The fact that Lal Masjid cleric Maulana Abdul Aziz, who was involved in the Lal Masjid riots in the country under the Musharraf regime, dodged the Islamabad Captial Territory (ICT) Administration and was able to deliver a sermon at Lal Masjid is alarming, to say the least. This is not the first attempt made by the cleric to go against the writ of the state. He tried to regain the post of khateeb of the mosque in Nov 2018 as well. His several attempts to get hold of a microphone in Lal Masjid was foiled by the government in 2017 as well. He also stirred another controversy in 2014 after he openly extended support to the perpetrators of the Army Public School attack in Peshawar by calling it a reactionary move by the terrorists.

The situation which has developed post the recent Pak- India tensions within the country is that the government is showing great willingness to cleanse the land of radical voices which promote hate speech and prompt people for indulging in violence.
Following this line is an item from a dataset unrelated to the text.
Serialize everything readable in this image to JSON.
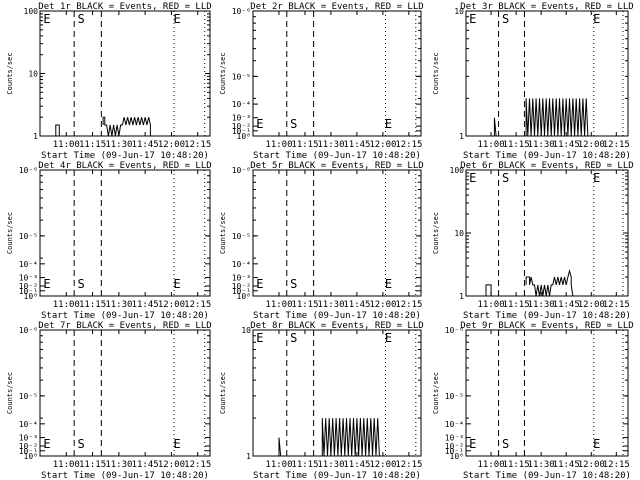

This commitment has been reinforced by Pakistan’s participation in the dialogue to end the war in Afghanistan. Pakistan has facilitated the talks between the United States of America (USA) and the Taliban in Qatar to ensure a diplomatic end to the war. This along with the mounting pressure by the Financial Action Task Force (FATF) leaves no space for the Pakistani government to show any leniency towards elements within the state which now promote a narrative which has been labeled as anti-Pakistan by Prime Minister Imran Khan.

Under the current circumstances, there is no space in the society for individuals who challenge the writ of the state and promote violence. Maulana Abdul Aziz went so far in his sermon to state that the state institutions, particularly the judiciary were corrupt. He also termed democracy un-Islamic and claimed that he is ready to challenge any cleric who claims otherwise. He also criticised the politics of several mainstream politicians claiming that they have no credibility. Knowing Maulana’s history, he cannot be allowed to become a potent political actor in the country once again. For this, the government not only needs to strengthen its security network but also work towards a stringent implementation of the National Action Plan (NAP), which cannot happen without the cooperation of the opposition. Both the government and the opposition need to realise how cooperative efforts will help improve the overall security situation.